Je ne cesse de sacrifier l’important à l’urgent. Parce qu’il en va souvent d’urgence essentielle dans notre boulot. Assurer des journées stables à nos élèves, gérer des mômes qui craquent, des copies à rendre au plus vite, des échéances administratives. J’ai appris à foncer en riant très fort, pour cacher ma peur. Et toutes ces questions essentielles, ma place dans une salle de cours, mon rapport aux élèves, ma motivation, mes objectifs, se sont sagement laissés reléguer.

Et puis, comme on dit dans la toute meilleure scène de Doctor Who « No more. »

Dans les histoires que je me raconte, je me dis que ce sont ces questions qui m’ont fait prendre ce rendez-vous médical. Qui me poussent, encore ce soir, à les considérer sous tous leurs angles.

Jeudi 11 décembre

The Enigma M4 machine arrives at The Alan Turing Institute on loan from GCHQ. 24/07/2017. Photo by Clare Kendall.

Longue conversation avec T., au téléphone. Histoire de me prouver, peut-être, que ce n’est pas ce qui m’a poussé à me mettre en arrêt, je lui parle des raisons qui l’ont amené à quitter l’Éducation Nationale. À un moment, il me parle de « la question d’enseigner ». L’expression n’était pas le centre de son discours, mais je reste là, frappé. Parce que tout me semble là. La question d’enseigner.

Je n’ai pas trouvé la réponse. La réponse à pourquoi ça me saisit à ce point, à pourquoi j’y attache tant d’importance, à pourquoi elle m’obsède.

Et alors, alors je veux continuer. Peut-être la réponse est-elle introuvable, auquel cas cette utopie continuera à me pousser, à me brûler. Peut-être la réponse existe-t-elle, auquel cas j’arrêterai.

Mais pour le moment, Watson, la partie continue.

Mercredi 10 décembre

J’ai rarement autant réfléchi à mon boulot que depuis que je suis en arrêt. Rien que de très logique, au fond. Sur ce banc de touche, sur lequel je suis allé m’asseoir, je peux prendre le temps d’observer les faces et les arrêtes de ce qui m’occupe depuis toutes ces années. La façon dont je m’y place également. C’est peut-être ça, aussi, qui m’a tellement épuisé au fil du temps : je prends, dans mes cours, beaucoup de place.

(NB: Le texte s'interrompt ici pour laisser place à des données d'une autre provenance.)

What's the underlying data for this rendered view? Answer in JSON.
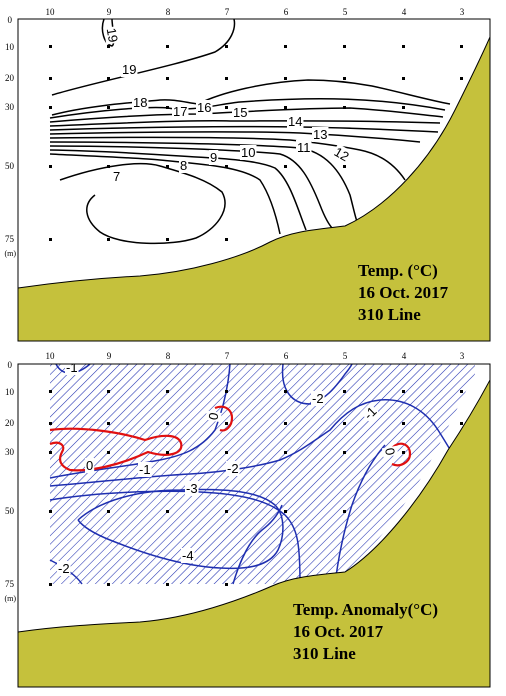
{
  "colors": {
    "land": "#c5c13c",
    "contour": "#000000",
    "anomaly_negative": "#1f2fb0",
    "anomaly_zero": "#e01010",
    "hatch": "#1f2fb0"
  },
  "chart_data": [
    {
      "type": "contour",
      "title_lines": [
        "Temp. (°C)",
        "16 Oct. 2017",
        "310 Line"
      ],
      "station_labels": [
        "10",
        "9",
        "8",
        "7",
        "6",
        "5",
        "4",
        "3"
      ],
      "depth_labels": [
        "0",
        "10",
        "20",
        "30",
        "50",
        "75"
      ],
      "depth_unit": "(m)",
      "contour_labels": [
        "19",
        "19",
        "18",
        "17",
        "16",
        "15",
        "14",
        "13",
        "12",
        "11",
        "10",
        "9",
        "8",
        "7"
      ]
    },
    {
      "type": "contour",
      "title_lines": [
        "Temp. Anomaly(°C)",
        "16 Oct. 2017",
        "310 Line"
      ],
      "station_labels": [
        "10",
        "9",
        "8",
        "7",
        "6",
        "5",
        "4",
        "3"
      ],
      "depth_labels": [
        "0",
        "10",
        "20",
        "30",
        "50",
        "75"
      ],
      "depth_unit": "(m)",
      "contour_labels": [
        "-1",
        "-2",
        "0",
        "-1",
        "0",
        "-1",
        "-2",
        "-3",
        "-4",
        "-2",
        "0"
      ]
    }
  ]
}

J’ai un rapport très ambigu par rapport au fait qu’un cours doive être « intéressant ». Je vitupère souvent quant au fait que nous ne sommes ni des comédiens, ni des animateurs. Être enseignant, c’est se tenir dans une posture à part. C’est donner du sens aux savoirs présentés aux élèves, tout en conservant leur intégrité. Et parfois, oui, cela passe par des moments de résistance, de rigueur, d’ennui. À nous de tracer la frontière : jusqu’où pousser les élèves à faire des efforts, jusqu’où mettre à leur portée ce que nous enseignons ?

Je vis très mal le fait de voir les mômes peiner. Que ce soit le désintérêt ou la difficulté. Je les prends sans cesse comme des échecs personnels. Et je deviens rapidement ce personnage exubérant, afin de recréer une émulation, un mouvement dans la classe.
Un mouvement.
Toujours en mouvement. Des élèves m’en font parfois la réflexion « Monsieur, vous bougez toooooout le temps ! C’est fatigant en, vrai ! » Comme si je fuyais quelque chose. Comme si je craignais l’immobilité. Se poser, c’est arrêter de lutter, c’est s’encroûter, c’est devenir le prof aigri, revenu de tout.
Mais peut-être pas, en fait.

Alors que je contemple, sur mon banc, ce personnage virevoltant, je me dis que ce temps donné me permettra peut-être de commencer ce chemin : apprivoiser le calme.